The Florida court found that the contract language coupled with the AAA rule established “clear and unmistakable” evidence that the parties intended that the arbitrator decide issues of arbitrability. More importantly, from a broader perspective, the court noted that “the majority of federal courts considering similar circumstances where the AAA’s arbitration rules have been incorporated by reference into a contract likewise have found that the parties sufficiently evidenced their intent to have arbitrators, not a court, hear and decide issues of arbitrability.” In support of its conclusion, the Florida court cited to decisions of three different federal Courts of Appeal. The case is Glasswall, LLC v.

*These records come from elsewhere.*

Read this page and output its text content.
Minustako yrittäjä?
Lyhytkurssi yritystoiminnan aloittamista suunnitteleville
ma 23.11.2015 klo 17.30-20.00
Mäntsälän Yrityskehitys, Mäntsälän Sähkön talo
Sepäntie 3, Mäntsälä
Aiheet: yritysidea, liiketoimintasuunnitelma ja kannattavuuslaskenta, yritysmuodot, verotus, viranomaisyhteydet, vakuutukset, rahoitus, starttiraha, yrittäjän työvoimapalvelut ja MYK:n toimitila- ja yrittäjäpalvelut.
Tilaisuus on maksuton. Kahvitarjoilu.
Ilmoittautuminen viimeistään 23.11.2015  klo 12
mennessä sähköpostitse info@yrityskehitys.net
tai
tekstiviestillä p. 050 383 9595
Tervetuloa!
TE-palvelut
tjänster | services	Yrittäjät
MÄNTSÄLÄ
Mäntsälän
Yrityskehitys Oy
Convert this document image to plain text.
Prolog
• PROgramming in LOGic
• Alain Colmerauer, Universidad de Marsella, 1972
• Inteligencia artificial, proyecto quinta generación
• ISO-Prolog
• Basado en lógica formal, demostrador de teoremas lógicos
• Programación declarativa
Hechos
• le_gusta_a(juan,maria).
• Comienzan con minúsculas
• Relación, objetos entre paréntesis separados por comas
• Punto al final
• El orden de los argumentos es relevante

Monadnock Constr., Inc., 2016 Fla. App. LEXIS 1010 (Jan. 27, 2016), available here (subscription required).

Over the past few years, decisions on arbitrability have parsed the issue of when and how the parties decide to submit arbitrability issues to the arbitrator and not to the courts. As this court noted, a common set of arbitration rules is now being consistently interpreted to place this issue in the arbitrator’s lap.